TL;DR
Principal Deployment Engineer (AI): Architecting and leading the bringup of large-scale GPU clusters, responsible for defining how we deploy, validate, and scale AI superclusters across sites with an accent on rack design, fabric architecture, cluster validation frameworks and production readiness standards. Focus on defining technical standards for node, rack, and full-cluster bringup.
Location: Onsite in Seattle, US
Company
We are building AI infrastructure for frontier-scale workloads.
What you will do
- Define technical standards for node, rack, and full-cluster bringup.
- Lead large-scale GPU cluster deployments.
- Architect high-performance network fabrics optimized for AI workloads.
- Establish cluster-level acceptance criteria and validation frameworks.
- Design repeatable deployment models for multi-site expansion.
- Serve as the escalation point for complex bringup and performance issues.
Requirements
- 10+ years of experience in large-scale infrastructure or HPC environments.
- Proven experience bringing up large GPU clusters (hundreds+ GPUs).
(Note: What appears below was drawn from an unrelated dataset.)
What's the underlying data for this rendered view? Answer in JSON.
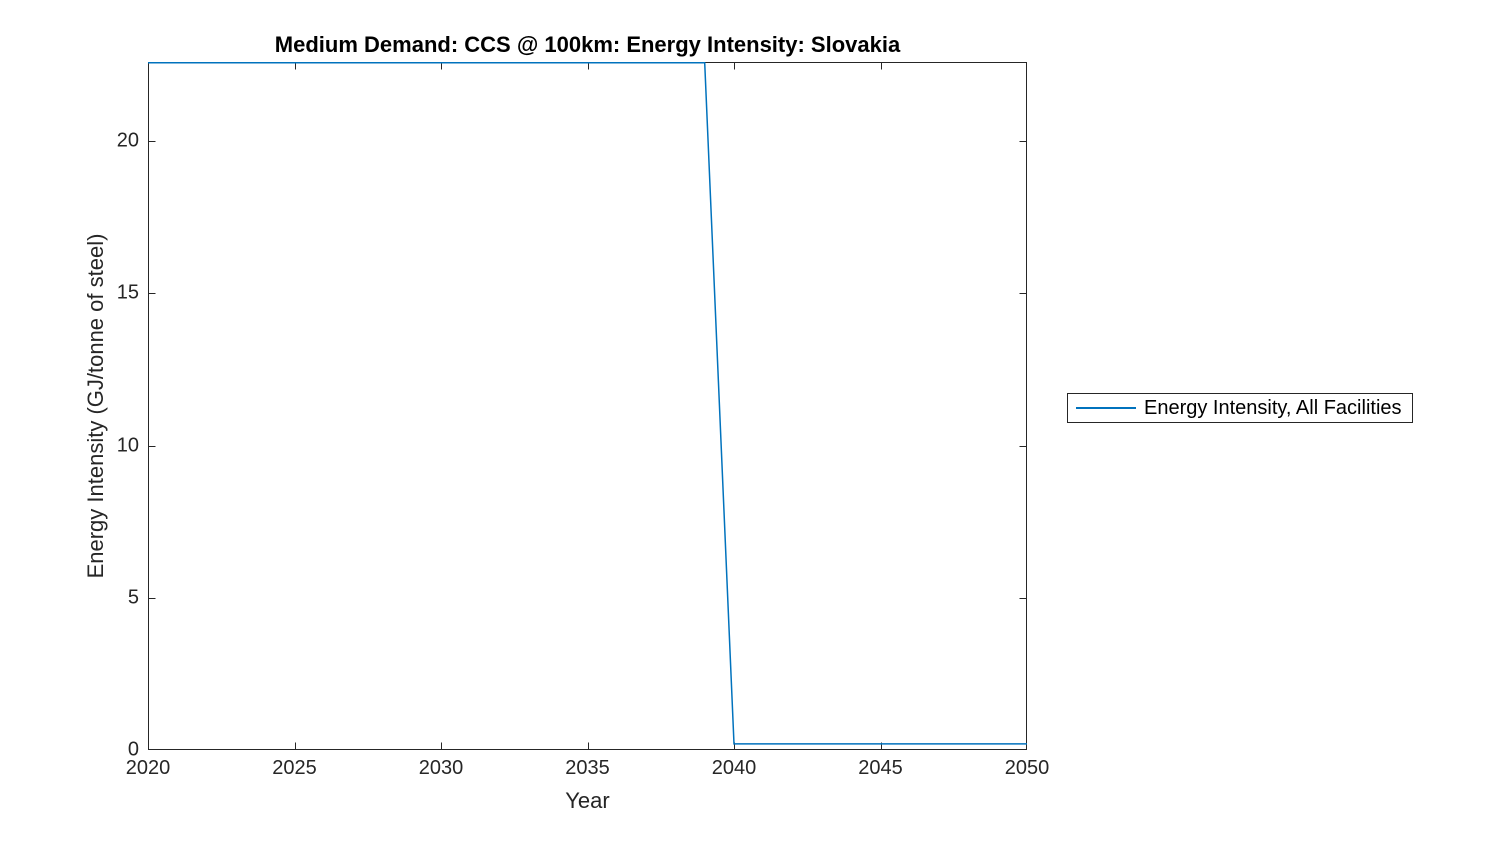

- Deep expertise in high-speed networking (InfiniBand, RoCE, Ethernet fabrics).
- Strong understanding of server architecture (PCIe, NUMA, memory hierarchy).
- Experience debugging performance issues across compute and network layers.
- Strong automation and systems-level thinking.
Nice to have
- Experience scaling AI training clusters for frontier models.
- Experience with liquid cooling or ultra-high-density deployments.
- Knowledge of distributed storage systems (Lustre, Ceph, NVMe-oF).
- Experience defining infrastructure standards in a fast-growing organization.
Culture & Benefits
- Move fast, operate with ownership.
- Expect technical leaders to define standards—not just follow them.